Crans-Montana: Staatsanwaltschaft gab sensible Notruf-Daten weiter
Die Walliser Staatsanwaltschaft hat sensible Daten der Notrufzentrale, die nichts mit dem Bar-Brand tun haben, weitergegeben. Muss sie den Fall nun abgeben?

Das Wichtigste in Kürze
- Ein weiteres Versäumnis der Walliser Staatsanwaltschaft kommt ans Licht.
- Die Ermittler haben sensible Daten der Notrufzentrale an Anwälte weitergegeben.
- Darunter Anrufe, die mit der Brandkatastrophe nichts zu tun hatten.
- Im schlimmsten Fall muss die Staatsanwaltschaft den Fall abgeben.
Überforderung, unsaubere Arbeit und fragwürdige Entscheidungen – seit der Silvester-Tragödie hagelt es Kritik an der Walliser Staatsanwaltschaft.
Nun kommt ein neues Versäumnis ans Licht. Die Staatsanwaltschaft hat sensible Daten der kantonalen Notrufzentrale an Anwälte weitergegeben, die gar nichts mit der Brandkatastrophe zu tun haben.
Die Notrufzentrale klagt – was dazu führen könnte, dass die Staatsanwaltschaft den Fall abgeben muss, schreibt der «Tagesanzeiger».
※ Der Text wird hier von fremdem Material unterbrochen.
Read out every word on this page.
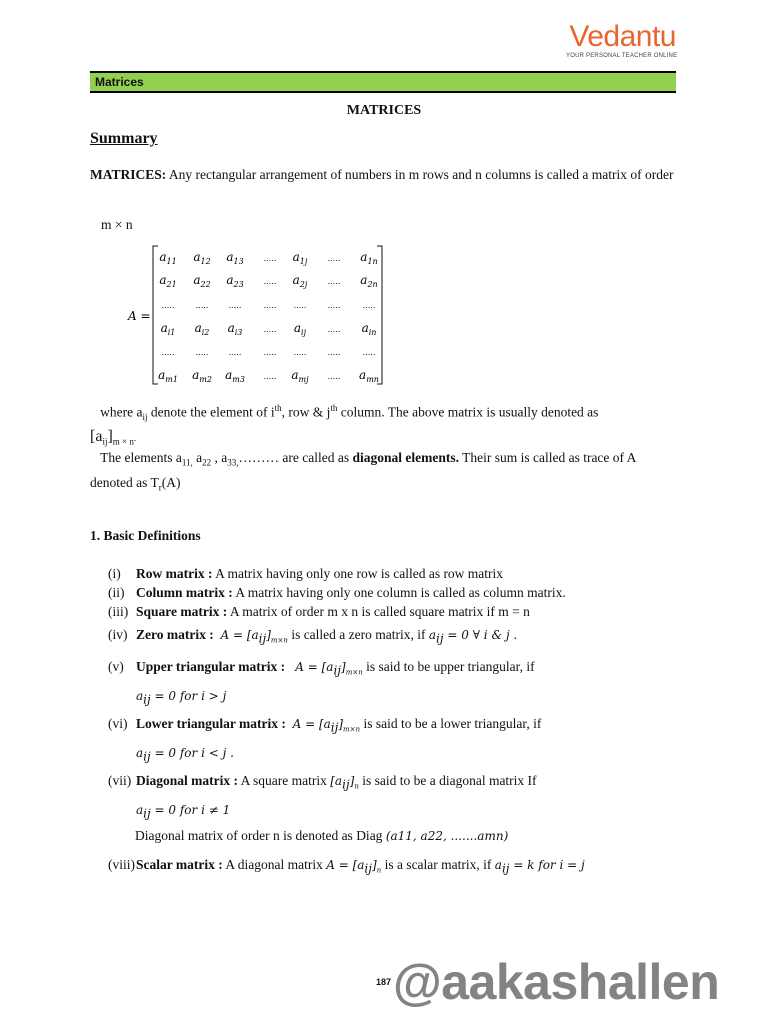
Vedantu
YOUR PERSONAL TEACHER ONLINE
Matrices
MATRICES
Summary
MATRICES: Any rectangular arrangement of numbers in m rows and n columns is called a matrix of order
m × n
A =
$a_{11}$ $a_{12}$ $a_{13}$ ..... $a_{1j}$	..... $a_{1n}$
$a_{21}$ $a_{22}$ $a_{23}$ ..... $a_{2j}$	..... $a_{2n}$
.....	.....	.....	..... .....	.....	.....
$a_{i1}$ $a_{i2}$ $a_{i3}$	..... $a_{ij}$	..... $a_{in}$
.....	.....	.....	..... .....	.....	.....
$a_{m1}$ $a_{m2}$ $a_{m3}$ ..... $a_{mj}$ ..... $a_{mn}$
where $a_{ij}$ denote the element of $i^{th}$, row & $j^{th}$ column. The above matrix is usually denoted as
$[a_{ij}]_{m \times n}$.
The elements $a_{11,}$ $a_{22}$ , $a_{33,}\dots\dots\dots$ are called as diagonal elements. Their sum is called as trace of A denoted as $T_r(A)$
1. Basic Definitions
(i) Row matrix : A matrix having only one row is called as row matrix
(ii) Column matrix : A matrix having only one column is called as column matrix.
(iii) Square matrix : A matrix of order m x n is called square matrix if m = n
(iv) Zero matrix : $A = [a_{ij}]_{m\times n}$ is called a zero matrix, if $a_{ij} = 0$ ∀ i & j .
(v) Upper triangular matrix : $A = [a_{ij}]_{m\times n}$ is said to be upper triangular, if
$a_{ij} = 0$ for i > j
(vi) Lower triangular matrix : $A = [a_{ij}]_{m\times n}$ is said to be a lower triangular, if
$a_{ij} = 0$ for i < j .
(vii) Diagonal matrix : A square matrix $[a_{ij}]_n$ is said to be a diagonal matrix If
$a_{ij} = 0$ for i ≠ 1
Diagonal matrix of order n is denoted as Diag (a11, a22, .......amn)
(viii)Scalar matrix : A diagonal matrix $A = [a_{ij}]_n$ is a scalar matrix, if $a_{ij} = k$ for i = j
@aakashallen
187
Ein weiteres Mal steht die Walliser Staatsanwaltschaft hinsichtlich der Ermittlungen rund um die Brandkatastrophe in Crans-Montana nicht gut da. Bei der Übermittlung von Akten an Opferanwälte unterlief den Ermittlern ein weiterer Fauxpas.
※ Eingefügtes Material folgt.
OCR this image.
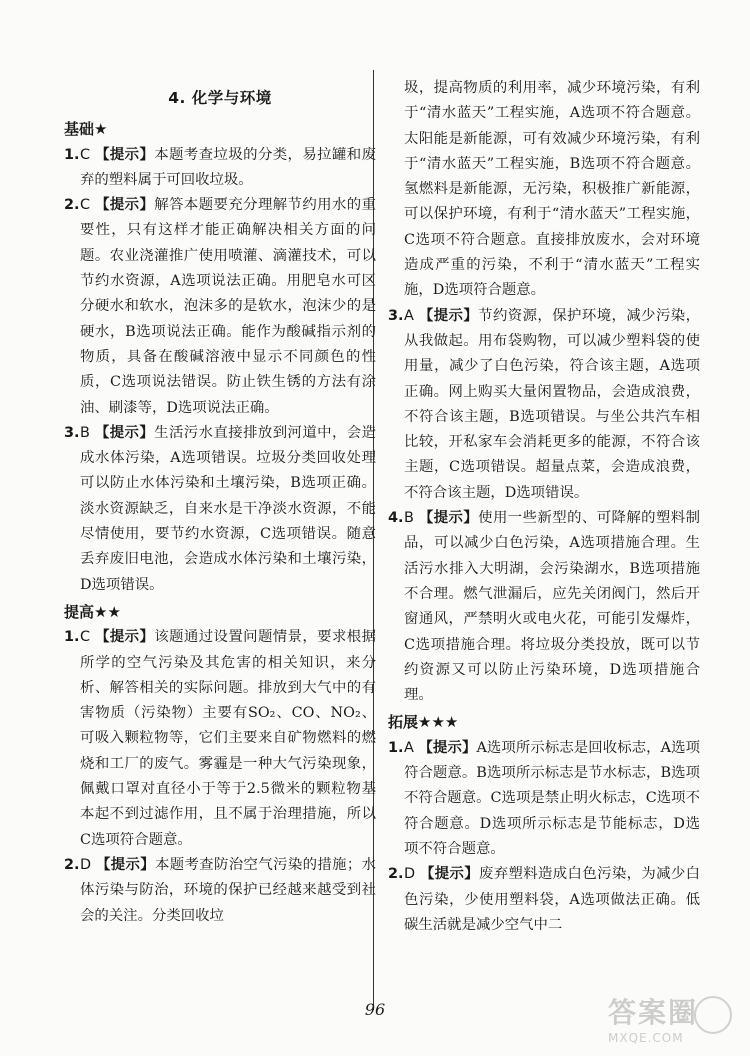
4. 化学与环境
基础★
1. C 【提示】本题考查垃圾的分类，易拉罐和废弃的塑料属于可回收垃圾。
2. C 【提示】解答本题要充分理解节约用水的重要性，只有这样才能正确解决相关方面的问题。农业浇灌推广使用喷灌、滴灌技术，可以节约水资源，A选项说法正确。用肥皂水可区分硬水和软水，泡沫多的是软水，泡沫少的是硬水，B选项说法正确。能作为酸碱指示剂的物质，具备在酸碱溶液中显示不同颜色的性质，C选项说法错误。防止铁生锈的方法有涂油、刷漆等，D选项说法正确。
3. B 【提示】生活污水直接排放到河道中，会造成水体污染，A选项错误。垃圾分类回收处理可以防止水体污染和土壤污染，B选项正确。淡水资源缺乏，自来水是干净淡水资源，不能尽情使用，要节约水资源，C选项错误。随意丢弃废旧电池，会造成水体污染和土壤污染，D选项错误。
提高★★
1. C 【提示】该题通过设置问题情景，要求根据所学的空气污染及其危害的相关知识，来分析、解答相关的实际问题。排放到大气中的有害物质（污染物）主要有SO₂、CO、NO₂、可吸入颗粒物等，它们主要来自矿物燃料的燃烧和工厂的废气。雾霾是一种大气污染现象，佩戴口罩对直径小于等于2.5微米的颗粒物基本起不到过滤作用，且不属于治理措施，所以C选项符合题意。
2. D 【提示】本题考查防治空气污染的措施；水体污染与防治，环境的保护已经越来越受到社会的关注。分类回收垃
圾，提高物质的利用率，减少环境污染，有利于“清水蓝天”工程实施，A选项不符合题意。太阳能是新能源，可有效减少环境污染，有利于“清水蓝天”工程实施，B选项不符合题意。氢燃料是新能源，无污染，积极推广新能源，可以保护环境，有利于“清水蓝天”工程实施，C选项不符合题意。直接排放废水，会对环境造成严重的污染，不利于“清水蓝天”工程实施，D选项符合题意。
3. A 【提示】节约资源，保护环境，减少污染，从我做起。用布袋购物，可以减少塑料袋的使用量，减少了白色污染，符合该主题，A选项正确。网上购买大量闲置物品，会造成浪费，不符合该主题，B选项错误。与坐公共汽车相比较，开私家车会消耗更多的能源，不符合该主题，C选项错误。超量点菜，会造成浪费，不符合该主题，D选项错误。
4. B 【提示】使用一些新型的、可降解的塑料制品，可以减少白色污染，A选项措施合理。生活污水排入大明湖，会污染湖水，B选项措施不合理。燃气泄漏后，应先关闭阀门，然后开窗通风，严禁明火或电火花，可能引发爆炸，C选项措施合理。将垃圾分类投放，既可以节约资源又可以防止污染环境，D选项措施合理。
拓展★★★
1. A 【提示】A选项所示标志是回收标志，A选项符合题意。B选项所示标志是节水标志，B选项不符合题意。C选项是禁止明火标志，C选项不符合题意。D选项所示标志是节能标志，D选项不符合题意。
2. D 【提示】废弃塑料造成白色污染，为减少白色污染，少使用塑料袋，A选项做法正确。低碳生活就是减少空气中二
96	答案圈
MXQE.COM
Die Akten beinhalteten alle Anrufe, die bei der kantonalen Notrufzentrale in der Nacht der Tragödie eingegangen sind. Die Anwälte erhielten die Anrufe, die über die Notrufnummer 144 abgesetzt wurden, als Audiofiles.
Verletzung des Datenschutzgesetzes
Das Brisante daran: Auch Anrufe, die nicht im Zusammenhang mit der Katastrophe eingingen, wurden übermittelt.
Darunter ein Anruf aus Verbier, wie die Zeitung berichtet. Was die Anwälte wohl wenig interessiert, ist datenschutztechnisch äusserst heikel.
Die Staatsanwaltschaft forderte zunächst die kantonale Walliser Rettungsorganisation (KWRO) dazu auf, die Notrufe aus der Neujahrsnacht an die Ermittler weiterzugeben.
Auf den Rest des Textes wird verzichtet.